Секундная задержка. Он долго колебался, прежде чем принять какой-нибудь внешний вид.

Отвратительный сломленный человечек. Подлее того, что он сотворил ранее, было только то отчасти скрытое рвение, с которым он сейчас принимал моё предложение. Пойти со мной не было доблестью с его стороны. Он протянул мне свою тяжёлую штуковину, которую считал оружием, и я её взял. Она загремела. Трубка, полная шестерёнок, старый часовой механизм, раскроивший Махалии голову, когда металл лопнул.

Он обвис, издавая какие-то постанывания: извинения, мольбы, слова облегчения.

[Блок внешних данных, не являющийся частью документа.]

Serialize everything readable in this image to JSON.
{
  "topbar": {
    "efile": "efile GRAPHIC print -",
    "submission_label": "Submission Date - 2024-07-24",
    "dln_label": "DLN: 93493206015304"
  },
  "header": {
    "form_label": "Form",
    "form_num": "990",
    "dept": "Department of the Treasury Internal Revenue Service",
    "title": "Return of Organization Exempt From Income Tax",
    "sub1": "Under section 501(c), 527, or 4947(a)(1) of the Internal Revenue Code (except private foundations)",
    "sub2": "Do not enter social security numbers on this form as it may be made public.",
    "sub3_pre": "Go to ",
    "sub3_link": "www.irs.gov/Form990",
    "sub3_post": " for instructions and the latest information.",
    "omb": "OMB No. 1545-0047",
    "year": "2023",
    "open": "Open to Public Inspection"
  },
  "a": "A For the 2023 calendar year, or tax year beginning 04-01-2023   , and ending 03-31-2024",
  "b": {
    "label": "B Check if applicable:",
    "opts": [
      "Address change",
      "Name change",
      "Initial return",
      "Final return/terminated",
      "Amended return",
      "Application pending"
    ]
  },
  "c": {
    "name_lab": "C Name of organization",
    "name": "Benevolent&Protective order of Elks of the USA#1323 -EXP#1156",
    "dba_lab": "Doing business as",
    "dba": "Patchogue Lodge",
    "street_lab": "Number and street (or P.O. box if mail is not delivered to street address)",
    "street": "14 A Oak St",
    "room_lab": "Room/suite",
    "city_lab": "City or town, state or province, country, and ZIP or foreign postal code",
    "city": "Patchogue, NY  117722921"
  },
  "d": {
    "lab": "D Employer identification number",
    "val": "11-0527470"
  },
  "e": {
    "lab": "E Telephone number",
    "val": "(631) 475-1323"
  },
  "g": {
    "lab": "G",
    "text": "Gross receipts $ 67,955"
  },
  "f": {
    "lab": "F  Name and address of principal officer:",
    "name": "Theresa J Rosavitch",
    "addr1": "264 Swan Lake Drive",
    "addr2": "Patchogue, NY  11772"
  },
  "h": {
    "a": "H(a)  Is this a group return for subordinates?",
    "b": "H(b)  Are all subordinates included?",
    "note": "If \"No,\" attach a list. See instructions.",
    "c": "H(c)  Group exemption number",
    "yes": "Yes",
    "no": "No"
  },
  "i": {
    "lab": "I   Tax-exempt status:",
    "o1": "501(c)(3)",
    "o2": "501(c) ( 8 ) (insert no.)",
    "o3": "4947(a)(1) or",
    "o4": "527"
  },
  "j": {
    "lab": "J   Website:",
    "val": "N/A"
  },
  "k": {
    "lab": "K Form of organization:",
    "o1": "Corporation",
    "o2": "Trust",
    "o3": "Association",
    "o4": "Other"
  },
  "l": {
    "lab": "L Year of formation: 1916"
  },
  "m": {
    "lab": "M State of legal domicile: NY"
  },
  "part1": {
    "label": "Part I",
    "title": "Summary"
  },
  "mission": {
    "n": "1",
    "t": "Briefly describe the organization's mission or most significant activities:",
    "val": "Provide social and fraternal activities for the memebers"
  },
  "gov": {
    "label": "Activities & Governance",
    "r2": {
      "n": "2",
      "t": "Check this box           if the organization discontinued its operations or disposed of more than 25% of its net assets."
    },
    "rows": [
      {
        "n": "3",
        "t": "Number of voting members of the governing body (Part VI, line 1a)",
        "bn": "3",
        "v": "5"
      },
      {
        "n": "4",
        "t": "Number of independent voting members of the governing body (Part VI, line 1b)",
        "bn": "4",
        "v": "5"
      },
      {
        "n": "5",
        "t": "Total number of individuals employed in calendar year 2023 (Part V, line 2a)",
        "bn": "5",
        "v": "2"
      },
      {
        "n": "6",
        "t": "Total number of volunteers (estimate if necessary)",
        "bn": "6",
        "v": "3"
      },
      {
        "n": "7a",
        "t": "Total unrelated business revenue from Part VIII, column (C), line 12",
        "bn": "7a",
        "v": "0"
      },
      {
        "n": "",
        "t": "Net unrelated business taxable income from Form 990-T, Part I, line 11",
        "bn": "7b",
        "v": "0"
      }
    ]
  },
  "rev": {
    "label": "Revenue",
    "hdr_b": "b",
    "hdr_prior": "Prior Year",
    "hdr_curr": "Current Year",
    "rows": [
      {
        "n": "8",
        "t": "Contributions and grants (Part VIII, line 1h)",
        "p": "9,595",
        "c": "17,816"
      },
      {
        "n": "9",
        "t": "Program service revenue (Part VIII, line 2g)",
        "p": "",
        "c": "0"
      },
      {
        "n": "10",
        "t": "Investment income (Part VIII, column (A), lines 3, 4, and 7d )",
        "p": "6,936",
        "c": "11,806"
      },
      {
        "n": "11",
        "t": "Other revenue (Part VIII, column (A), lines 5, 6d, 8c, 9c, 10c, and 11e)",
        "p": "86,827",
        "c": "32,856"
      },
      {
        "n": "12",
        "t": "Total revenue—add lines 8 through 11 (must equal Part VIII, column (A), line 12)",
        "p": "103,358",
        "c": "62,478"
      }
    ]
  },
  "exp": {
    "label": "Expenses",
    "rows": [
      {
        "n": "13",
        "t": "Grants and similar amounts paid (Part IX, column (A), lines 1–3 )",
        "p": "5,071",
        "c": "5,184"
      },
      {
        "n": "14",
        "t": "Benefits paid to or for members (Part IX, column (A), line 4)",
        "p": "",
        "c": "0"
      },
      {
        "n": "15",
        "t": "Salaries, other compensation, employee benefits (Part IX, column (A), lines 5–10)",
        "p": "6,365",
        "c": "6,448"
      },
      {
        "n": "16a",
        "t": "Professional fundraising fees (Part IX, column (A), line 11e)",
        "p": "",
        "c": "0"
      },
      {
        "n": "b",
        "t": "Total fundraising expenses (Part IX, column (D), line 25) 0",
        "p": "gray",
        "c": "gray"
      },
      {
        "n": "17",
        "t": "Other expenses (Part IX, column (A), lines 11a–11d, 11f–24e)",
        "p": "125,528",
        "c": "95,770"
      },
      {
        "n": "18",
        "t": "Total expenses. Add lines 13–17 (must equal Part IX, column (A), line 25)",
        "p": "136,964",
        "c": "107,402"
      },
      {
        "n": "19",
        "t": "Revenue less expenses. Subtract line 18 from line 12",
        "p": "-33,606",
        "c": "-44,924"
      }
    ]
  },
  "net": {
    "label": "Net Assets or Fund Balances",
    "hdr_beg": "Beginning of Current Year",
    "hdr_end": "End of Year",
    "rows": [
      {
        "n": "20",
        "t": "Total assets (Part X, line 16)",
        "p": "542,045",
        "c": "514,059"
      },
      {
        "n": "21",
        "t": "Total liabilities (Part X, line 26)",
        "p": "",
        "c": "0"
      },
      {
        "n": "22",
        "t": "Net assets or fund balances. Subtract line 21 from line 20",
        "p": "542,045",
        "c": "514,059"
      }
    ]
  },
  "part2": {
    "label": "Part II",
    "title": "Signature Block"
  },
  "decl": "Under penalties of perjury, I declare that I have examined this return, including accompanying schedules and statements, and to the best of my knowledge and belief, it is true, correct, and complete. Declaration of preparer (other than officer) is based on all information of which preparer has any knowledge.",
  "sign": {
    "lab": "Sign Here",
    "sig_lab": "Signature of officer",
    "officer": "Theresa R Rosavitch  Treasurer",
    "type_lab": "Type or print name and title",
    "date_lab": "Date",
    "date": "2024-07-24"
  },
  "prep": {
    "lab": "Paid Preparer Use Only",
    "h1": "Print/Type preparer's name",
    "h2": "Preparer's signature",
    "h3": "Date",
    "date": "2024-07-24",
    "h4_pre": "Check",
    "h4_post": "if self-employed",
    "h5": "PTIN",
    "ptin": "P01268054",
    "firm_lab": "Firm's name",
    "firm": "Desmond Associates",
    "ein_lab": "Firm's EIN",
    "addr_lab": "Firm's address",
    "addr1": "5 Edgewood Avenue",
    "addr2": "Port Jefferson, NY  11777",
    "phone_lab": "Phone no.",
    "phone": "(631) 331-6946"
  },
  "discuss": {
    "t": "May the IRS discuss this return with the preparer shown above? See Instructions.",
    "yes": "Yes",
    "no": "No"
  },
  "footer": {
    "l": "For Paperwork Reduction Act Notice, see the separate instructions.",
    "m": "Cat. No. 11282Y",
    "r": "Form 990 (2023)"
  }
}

Я его не слушал и ничего не помню. Я не арестовал его — я тогда не был полицейским, а люди Бреши вообще не арестовывают, — но я его забрал и перевёл дух, потому что всё закончилось.

Боуден по-прежнему не связывал себя с тем, где находился.

— В каком вы городе? — спросил я.

— И в том, и в другом, — сказал он.

Так что я схватил его за шиворот, повернул и повёл прочь. Пользуясь полученными полномочиями, я сам увлекал за собой Брешь, я окутал его в ней и вытащил из того или иного города в никакой, в Брешь. Корви и Дхатт смотрели, как я уводил его из пределов досягаемости кого-то из них. Я кивнул им в знак благодарности через их границы. Друг на друга они не посмотрели, но оба кивнули мне в ответ.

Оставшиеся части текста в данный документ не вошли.